Dalam menjatuhkan reputasi agama Islam kaum Orientalis dan sarjana-sarjana barat sering menggunakan pernikahan Rasulullah shallallahu 'alaihi wa sallam sebagai bahan serangan mereka. Berbagai tuduhan mereka lancarkan untuk memperlihatkan buruknya kondisi rumahtangga Rasulullah shallallahu 'alaihi wa sallam sehingga orang tak lagi bisa percaya pada ajaran Islam.
Adalah salah jika mereka menganggap Islam dapat dengan mudah dihancurkan. Islam adalah agama yang kuat dan selalu memiliki jawaban untuk segala pertanyaan. Salah satu alasan yang paling masuk akal mengapa orang cenderung menyerang Islam menggunakan rumahtangga Rasulullah shallallahu 'alaihi wa sallam sebagai senjata adalah karena mereka tidak mengenal istri-istri Rasulullah shallallahu 'alaihi wa sallam secara pribadi, dan sebagiannya lagi karena tidak memahami kesulitan hidup yang mereka hadapi.
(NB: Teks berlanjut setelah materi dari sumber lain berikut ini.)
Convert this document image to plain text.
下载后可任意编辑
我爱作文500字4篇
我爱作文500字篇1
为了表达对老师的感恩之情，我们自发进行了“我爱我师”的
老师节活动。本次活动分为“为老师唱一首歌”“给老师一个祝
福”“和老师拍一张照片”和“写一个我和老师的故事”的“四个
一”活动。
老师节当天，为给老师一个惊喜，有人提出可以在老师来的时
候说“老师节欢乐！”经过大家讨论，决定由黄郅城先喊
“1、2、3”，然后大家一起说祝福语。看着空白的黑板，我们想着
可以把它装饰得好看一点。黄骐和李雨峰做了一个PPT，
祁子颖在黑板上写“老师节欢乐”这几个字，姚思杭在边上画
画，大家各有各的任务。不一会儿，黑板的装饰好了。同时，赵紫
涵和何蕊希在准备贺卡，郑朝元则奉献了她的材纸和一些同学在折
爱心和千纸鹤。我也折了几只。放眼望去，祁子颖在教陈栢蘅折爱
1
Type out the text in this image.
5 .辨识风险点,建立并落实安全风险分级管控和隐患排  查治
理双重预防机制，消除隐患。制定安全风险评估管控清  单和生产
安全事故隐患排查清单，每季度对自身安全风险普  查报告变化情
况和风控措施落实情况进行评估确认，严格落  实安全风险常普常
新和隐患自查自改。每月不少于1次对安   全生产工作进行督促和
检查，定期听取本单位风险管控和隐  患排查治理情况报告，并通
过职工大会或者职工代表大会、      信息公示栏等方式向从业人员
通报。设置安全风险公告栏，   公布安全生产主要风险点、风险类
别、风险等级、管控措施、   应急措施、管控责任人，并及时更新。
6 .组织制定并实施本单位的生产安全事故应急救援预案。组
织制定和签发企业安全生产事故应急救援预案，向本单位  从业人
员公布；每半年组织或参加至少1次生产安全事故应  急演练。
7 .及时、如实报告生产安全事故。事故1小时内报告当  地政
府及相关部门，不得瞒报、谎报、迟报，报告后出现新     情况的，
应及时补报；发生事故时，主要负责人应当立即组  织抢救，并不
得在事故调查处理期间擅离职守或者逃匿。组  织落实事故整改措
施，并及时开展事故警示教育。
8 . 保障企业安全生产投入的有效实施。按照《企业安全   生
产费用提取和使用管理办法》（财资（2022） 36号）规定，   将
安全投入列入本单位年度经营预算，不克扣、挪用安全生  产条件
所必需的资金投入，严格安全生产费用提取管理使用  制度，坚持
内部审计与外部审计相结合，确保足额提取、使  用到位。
Ummul Mu'minin, yang memiliki pengertian Ibu kaum Mu'min, merupakan gelar khusus yang hanya disandangkan pada istri-istri Rasulullah shallallahu 'alaihi wa sallam. Mereka berjumlah dua belas orang dengan spesifikasi yang istimewa pada masing-masing individunya, mereka adalah:
1. Khadijah binti Khuwailid ibn Asad al-Quraisyiyyah al-Asadiyah, istri pertama Rasulullah, dinikahi 15 tahun sebelum kerasulan ketika Nabi Muhammad jejaka 25 tahun, sedangkan Khadijah janda 40 tahun. Sebelumnya Khadijah telah menikah dua kali, pertama dengan Abu Halah ibn Zarah at-Tamimi dan kemudian dengan 'Atiq ibn Aziz at-Tamimi.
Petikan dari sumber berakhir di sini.